25 Nisan 2024 Perşembe / 17 Sevval 1445

Bakan Yıldız'dan telekulak skandalı açıklaması: Böyle bir şey kabul edilemez

Enerji ve Tabii Kaynaklar Bakanı Taner Yıldız, dinlenme iddialarıyla ilgili olarak, “2 buçuk yıldan beri resmi olarak dinlendiğimi ama aynı zamanda 5 yıldan beride gayri resmi olarak dinlendiğimi tahmin eden ve öngören birisiyim” dedi.
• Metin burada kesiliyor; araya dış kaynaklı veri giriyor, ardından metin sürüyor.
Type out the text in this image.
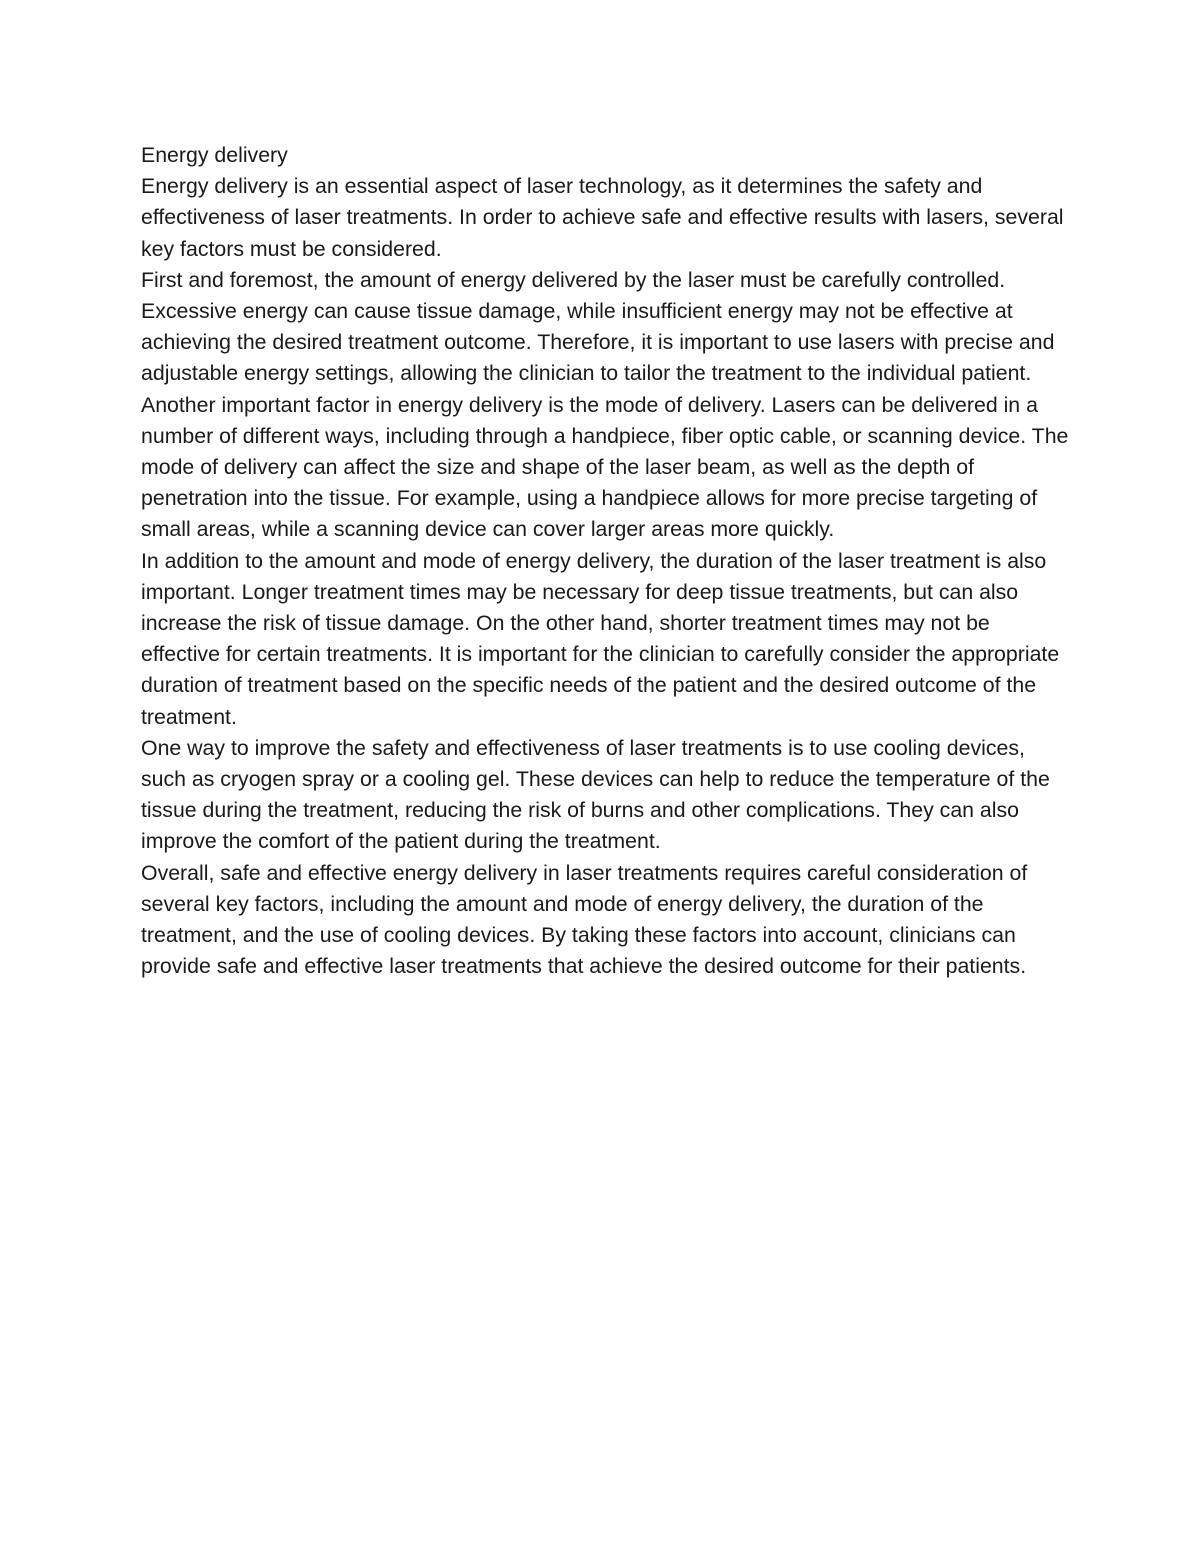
Energy delivery

Energy delivery is an essential aspect of laser technology, as it determines the safety and effectiveness of laser treatments. In order to achieve safe and effective results with lasers, several key factors must be considered.

First and foremost, the amount of energy delivered by the laser must be carefully controlled. Excessive energy can cause tissue damage, while insufficient energy may not be effective at achieving the desired treatment outcome. Therefore, it is important to use lasers with precise and adjustable energy settings, allowing the clinician to tailor the treatment to the individual patient.

Another important factor in energy delivery is the mode of delivery. Lasers can be delivered in a number of different ways, including through a handpiece, fiber optic cable, or scanning device. The mode of delivery can affect the size and shape of the laser beam, as well as the depth of penetration into the tissue. For example, using a handpiece allows for more precise targeting of small areas, while a scanning device can cover larger areas more quickly.

In addition to the amount and mode of energy delivery, the duration of the laser treatment is also important. Longer treatment times may be necessary for deep tissue treatments, but can also increase the risk of tissue damage. On the other hand, shorter treatment times may not be effective for certain treatments. It is important for the clinician to carefully consider the appropriate duration of treatment based on the specific needs of the patient and the desired outcome of the treatment.

One way to improve the safety and effectiveness of laser treatments is to use cooling devices, such as cryogen spray or a cooling gel. These devices can help to reduce the temperature of the tissue during the treatment, reducing the risk of burns and other complications. They can also improve the comfort of the patient during the treatment.

Overall, safe and effective energy delivery in laser treatments requires careful consideration of several key factors, including the amount and mode of energy delivery, the duration of the treatment, and the use of cooling devices. By taking these factors into account, clinicians can provide safe and effective laser treatments that achieve the desired outcome for their patients.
AA/ İHA24 Şubat 2014 Pazartesi 07:00 - Güncelleme:
Bakan Yıldız'dan telekulak skandalı açıklaması: Böyle bir şey kabul edilemez
Enerji ve Tabii Kaynaklar Bakanı Yıldız, Enerji Piyasası Düzenleme Kurumu’nun (EPDK) yeni Başkanı Mustafa Yılmaz ve Kurul üyelerini kabul etti. Gazetecilerin sorularını da cevaplayan Yıldız, 7 bin kişinin dinlendiği ve aralarında Bakan Yıldız’ın da bulunduğuna yönelik bir soru üzerine, “Her zaman söylediğim şeffaflığın gücünü kullanmaya çalışan ve gayret eden bir Bakanlığız. 2 buçuk yıldan beri resmi olarak dinlendiğimi ama aynı zamanda 5 yıldan beride gayri resmi olarak dinlendiğimi tahmin eden ve öngören birisiyim. Her zaman söylüyoruz. Enerji ve Tabii Kaynaklar Bakanlığı yatırımcı bir bakanlıktır ve özel sektörle, kamuyla, kamudaki ortak dilin oluşturulmasıyla alakalı önemli bakanlıklardan bir tanesidir ve arkadaşlarımla şöyle bir karar aldık işe başlarken. EPDK tabi ki bunun istisnası değil. Enerji Bakanlığı’ndaki arkadaşlar tabiî ki bunun istisnası değil. Biz şeffaflığın gücünü kullanacağız. Her şeyimiz açık olacak. Bize istedikleri bilgileri sorsalardı biz söyleyebilirdik ama ismini yeni duyduğum bir örgütten bahsediyoruz. Basın toplantısından sonra bilgi almaya çalışacağım. Bu &Selam Örgütü’ndeki arkadaşlarımız kimler, ne yapmış, örgütün hedefi neymiş, bu kadar gayri ciddi bir iş olmaz. Bizim komşularımızla, Ortadoğu ile, İran ile, Rusya ile, Azerbaycan ile, Türkmenistan ile, AB ülkeleri ile, ABD ile sürekli teması olan bir sektörde bulunuyoruz biz. Eğer maksat buysa, bizim hangi ilişkileri nasıl geliştirdiğimizi öğrenmekse ben bunu son derece yanlış ve Türkiye Cumhuriyeti’ne ve hükümetine yapılmış çok büyük hakaret olarak görürüm. O zaman şu sonuç çıkar; şimdiye kadar arkadaşlar kendilerini gerçek devletin sahibi, bizlerde paralel yapı olarak bulunmuşuz demektir. Yani paralel yapıdaki biziz, dinleyen bu arkadaşlar kimse. Böyle bir şey kabullenilemez. Biz buna müsaade edemeyiz. Bu yalnızca iktidarın problemi değildir. Bu bekayla alakalı bir konudur. Sadece AK Parti hükümetleri değildir. CHP’dir, muhalefetin diğer partileridir, akademisyenlerdir, basın mensuplarıdır, 7 bin kişinin içerisinde herhangi bir ayrım yapmaksızın o gerekçe ile dinleniyor. Biz kendi paramızı yönetmiyoruz, kamunun parasını yönetiyoruz. Ben paralel yapının içerisindeki birisi değilim. Türkiye Cumhuriyeti legal bir devlettir. Kimse onu paralel yapının odağına koyma gayretinde bulanamaz. Devletin gerçek sahibi gibi de davranamaz” ifadelerini kullandı.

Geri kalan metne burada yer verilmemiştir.